Khususnya, limfosit tertarik ke lokasi luka pada jumlah yang hampir sama dengan monosit dan,
setelah 14 hari, bagian leukosit yang mendominasi. Karena limfosit tidak hanya sel-sel efektor
dalam tungkai antigen spesifik dari sistem kekebalan tubuh tetapi juga menghasilkan faktor-
faktor pertumbuhan, mereka mungkin berkontribusi pada remodeling jaringan selama fase akhir
penyembuhan luka. Selain makrofag, neutrofil, dan limfosit, sel mast semakin dianggap sebagai
sumber mediator penting selama penyembuhan luka dan terdeteksi pada frekuensi yang lebih
tinggi dibandingkan dengan kulit yang tidak terluka. Karena rekrutmen himpunan bagian
leukosit secara spasial, tepat waktu, dan diatur secara berbeda, mediator penarik leukosit umum
terdeteksi dalam matriks sementara sebagai fibroopeptida dan produk degradasi — bersamaan
dengan faktor kaskade komplemen, leukotrien, formil metionil peptida yang dipisahkan dari
bakteri. protein, dan molekul adhesi — mungkin mendukung tetapi tidak dapat menjamin
kemoatstraksi selektif dan regio-spesifik makrofag, neutrofil, dan subtipe leukosit lainnya
(Gillitzer & Goebeler, 2001).

DAFTAR PUSTAKA

Gillitzer, R., & Goebeler, M. (2001). Chemokines in cutaneous wound healing. Journal of
Leukocyte Biology, 69(4), 513–521. https://doi.org/10.1189/jlb.1106655
LAUT, M., NDAONG, N., UTAMI, T., JUNERSI, M., & SERAN, Y. B. (2019). Efektivitas
Pemberian Salep Ekstrak Etanol Daun Anting-Anting (Acalypha Indica Linn.) Terhadap
Kesembuhan Luka Insisi Pada Mencit (Mus Musculus). Jurnal Kajian Veteriner, 7(1), 1–
11. https://doi.org/10.35508/jkv.v7i1.01

Masir, O., Manjas, M., Eka Putra, A., & Agus, S. (2012). Pengaruh Cairan Cultur Filtrate
Fibroblast (CFF) Terhadap Penyembuhan Luka; Penelitian eksperimental pada Rattus
Norvegicus Galur Wistar. Jurnal Kesehatan Andalas, 1(3), 112–117.
https://doi.org/10.25077/jka.v1i3.78

Pricilia, D. D., & Saptarini, N. M. (2016). Teknil Isolasi Dan Identifikasi Kurkumonoid Dalam
Curcuma Longa. Fakultas Farmasi, Universitas Padjajaran, 4, 1–13.
https://doi.org/10.24198/JF.V15I2.13366

Putri, R. R., Hakim, R. F., & Rezeki, S. (2017). Pengaruh Ekstrak Daun Tapak Dara
(Catharanthus Roseus) Terhadap Jumlah Fibroblas Pada Proses Penyembuhan Luka Di
Mukosa Oral. Journal Caninus Denstistry, 2(1), 20–30.

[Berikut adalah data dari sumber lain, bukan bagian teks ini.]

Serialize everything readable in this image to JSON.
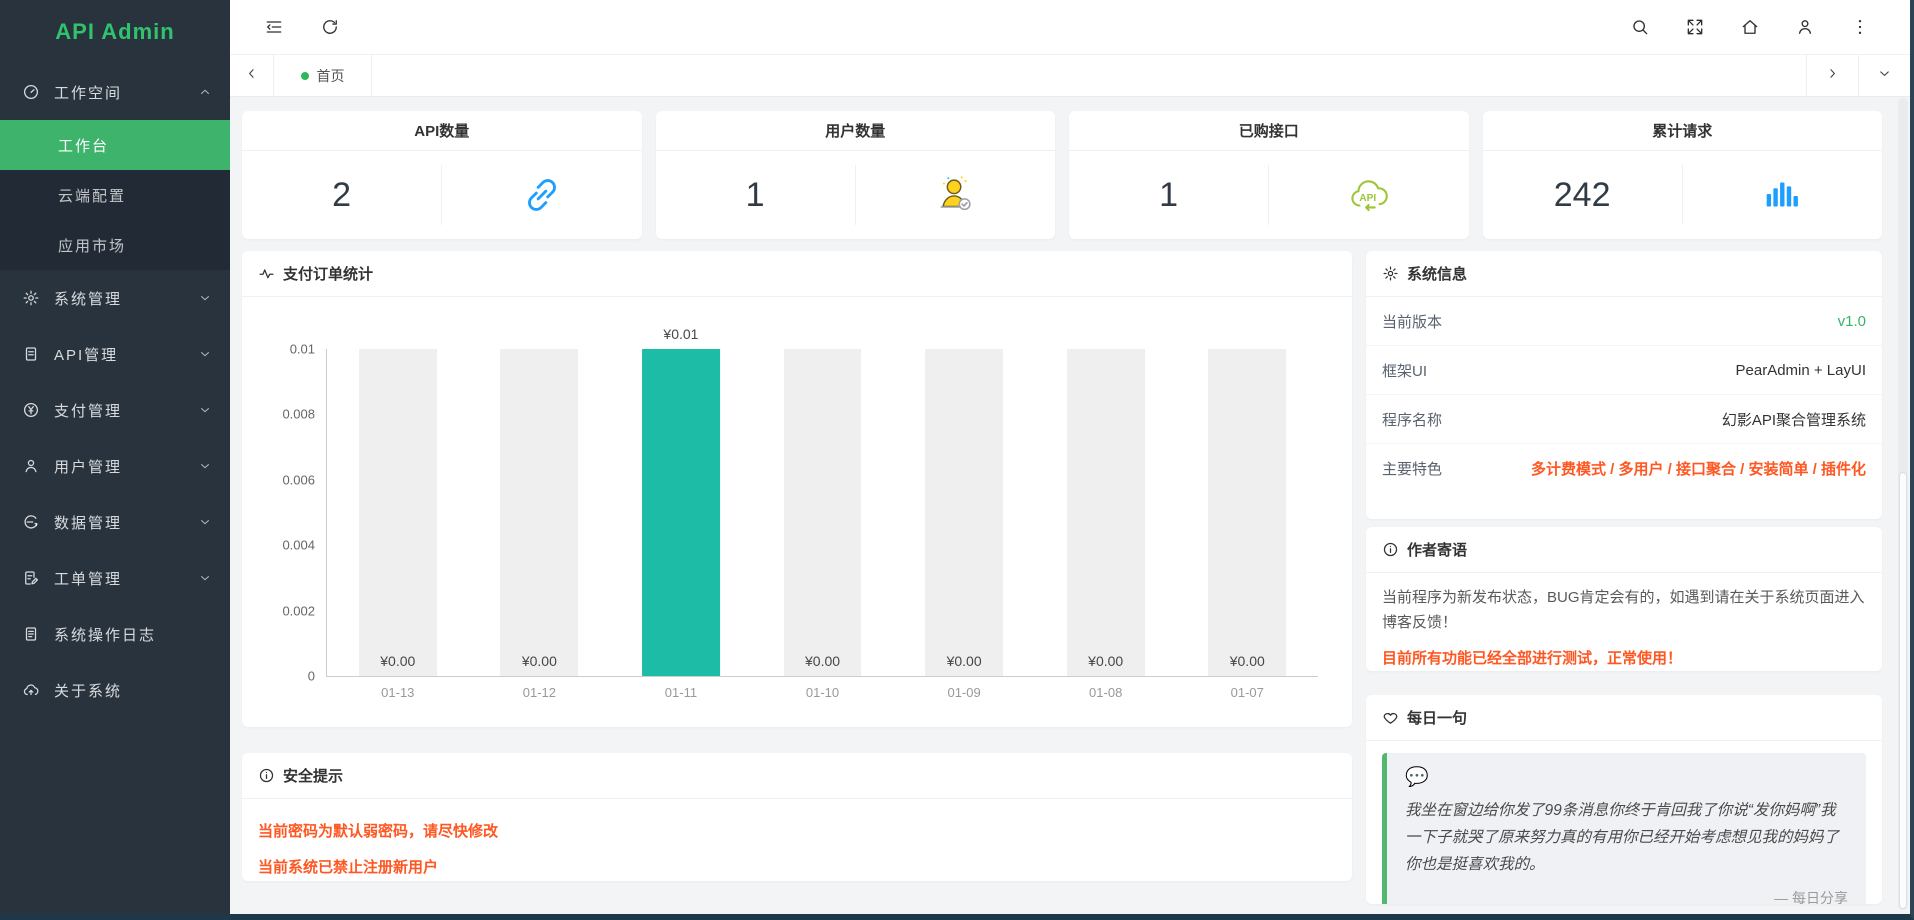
{
  "sidebar": {
    "logo": "API Admin",
    "menu": [
      {
        "label": "工作空间",
        "icon": "dashboard-icon",
        "expanded": true,
        "has_children": true,
        "children": [
          {
            "label": "工作台",
            "active": true
          },
          {
            "label": "云端配置",
            "active": false
          },
          {
            "label": "应用市场",
            "active": false
          }
        ]
      },
      {
        "label": "系统管理",
        "icon": "gear-icon",
        "has_children": true
      },
      {
        "label": "API管理",
        "icon": "document-icon",
        "has_children": true
      },
      {
        "label": "支付管理",
        "icon": "yen-circle-icon",
        "has_children": true
      },
      {
        "label": "用户管理",
        "icon": "person-icon",
        "has_children": true
      },
      {
        "label": "数据管理",
        "icon": "data-circle-icon",
        "has_children": true
      },
      {
        "label": "工单管理",
        "icon": "work-order-icon",
        "has_children": true
      },
      {
        "label": "系统操作日志",
        "icon": "log-icon",
        "has_children": false
      },
      {
        "label": "关于系统",
        "icon": "cloud-icon",
        "has_children": false
      }
    ]
  },
  "topbar": {
    "left_icons": [
      "collapse-icon",
      "refresh-icon"
    ],
    "right_icons": [
      "search-icon",
      "fullscreen-icon",
      "home-icon",
      "user-icon",
      "more-icon"
    ]
  },
  "tabbar": {
    "tabs": [
      {
        "label": "首页",
        "active": true
      }
    ]
  },
  "stats": [
    {
      "title": "API数量",
      "value": "2",
      "icon": "plug-icon",
      "icon_color": "#1E9FFF"
    },
    {
      "title": "用户数量",
      "value": "1",
      "icon": "user-check-icon",
      "icon_color": "#FFC60A"
    },
    {
      "title": "已购接口",
      "value": "1",
      "icon": "cloud-api-icon",
      "icon_color": "#9DC63B"
    },
    {
      "title": "累计请求",
      "value": "242",
      "icon": "bar-chart-icon",
      "icon_color": "#1E9FFF"
    }
  ],
  "chart_panel": {
    "title": "支付订单统计",
    "icon": "activity-icon"
  },
  "chart_data": {
    "type": "bar",
    "title": "支付订单统计",
    "categories": [
      "01-13",
      "01-12",
      "01-11",
      "01-10",
      "01-09",
      "01-08",
      "01-07"
    ],
    "values": [
      0,
      0,
      0.01,
      0,
      0,
      0,
      0
    ],
    "bar_labels": [
      "¥0.00",
      "¥0.00",
      "¥0.01",
      "¥0.00",
      "¥0.00",
      "¥0.00",
      "¥0.00"
    ],
    "ylim": [
      0,
      0.01
    ],
    "yticks": [
      0,
      0.002,
      0.004,
      0.006,
      0.008,
      0.01
    ],
    "ytick_labels": [
      "0",
      "0.002",
      "0.004",
      "0.006",
      "0.008",
      "0.01"
    ],
    "bar_color": "#1CBCA6",
    "bar_background_color": "#EFEFEF",
    "grid": false,
    "legend": "none",
    "xlabel": "",
    "ylabel": ""
  },
  "system_info": {
    "title": "系统信息",
    "icon": "gear-icon",
    "rows": [
      {
        "label": "当前版本",
        "value": "v1.0",
        "value_color": "#36B368",
        "bold": false
      },
      {
        "label": "框架UI",
        "value": "PearAdmin + LayUI",
        "value_color": "#333333",
        "bold": false
      },
      {
        "label": "程序名称",
        "value": "幻影API聚合管理系统",
        "value_color": "#333333",
        "bold": false
      },
      {
        "label": "主要特色",
        "value": "多计费模式 / 多用户 / 接口聚合 / 安装简单 / 插件化",
        "value_color": "#FF5722",
        "bold": true
      }
    ]
  },
  "author_note": {
    "title": "作者寄语",
    "icon": "info-icon",
    "text": "当前程序为新发布状态，BUG肯定会有的，如遇到请在关于系统页面进入博客反馈！",
    "highlight": "目前所有功能已经全部进行测试，正常使用！",
    "highlight_color": "#FF5722"
  },
  "daily_quote": {
    "title": "每日一句",
    "icon": "heart-icon",
    "emoji": "💬",
    "text": "我坐在窗边给你发了99条消息你终于肯回我了你说“发你妈啊”我一下子就哭了原来努力真的有用你已经开始考虑想见我的妈妈了你也是挺喜欢我的。",
    "source": "— 每日分享"
  },
  "security_tips": {
    "title": "安全提示",
    "icon": "info-icon",
    "color": "#FF5722",
    "items": [
      "当前密码为默认弱密码，请尽快修改",
      "当前系统已禁止注册新用户"
    ]
  },
  "colors": {
    "sidebar_bg": "#28333E",
    "accent_green": "#3EB36B",
    "logo_green": "#2FC36E",
    "teal_bar": "#1CBCA6",
    "orange": "#FF5722",
    "blue": "#1E9FFF"
  }
}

Singh, S., Young, A., & McNaught, C. E. (2017). The physiology of wound healing. Surgery
(United Kingdom), 35(9), 473–477. https://doi.org/10.1016/j.mpsur.2017.06.004

Suwito, A. (2016). Penggunaan Balutan Modern (Hydrocoloid) Untuk Penyembuhan Luka


Diabetes Mellitus Tipe Ii. Jurnal Iptek Terapan, 10(1), 18–23.
https://doi.org/10.22216/jit.2016.v10i1.392

Velnar, T., Bailey, T., & Smrkolj, V. (2009). The wound healing process: An overview of the
cellular and molecular mechanisms. Journal of International Medical Research, 37(5),
1528–1542. https://doi.org/10.1177/147323000903700531

Yunanda, V., & Rinanda, T. (2017). Aktivitas Penyembuhan Luka Sediaan Topikal Ekstrak
Bawang Merah (Allium cepa) terhadap Luka Sayat Kulit Mencit (Mus Musculus) (THE
ACTIVITY OF TOPICAL EXTRACT OF ONIONS (ALLIUM CEPA) ON WOUND
HEALING PROCESS IN MICE (MUS MUSCULUS)). Jurnal Veteriner, 17(4), 606–614.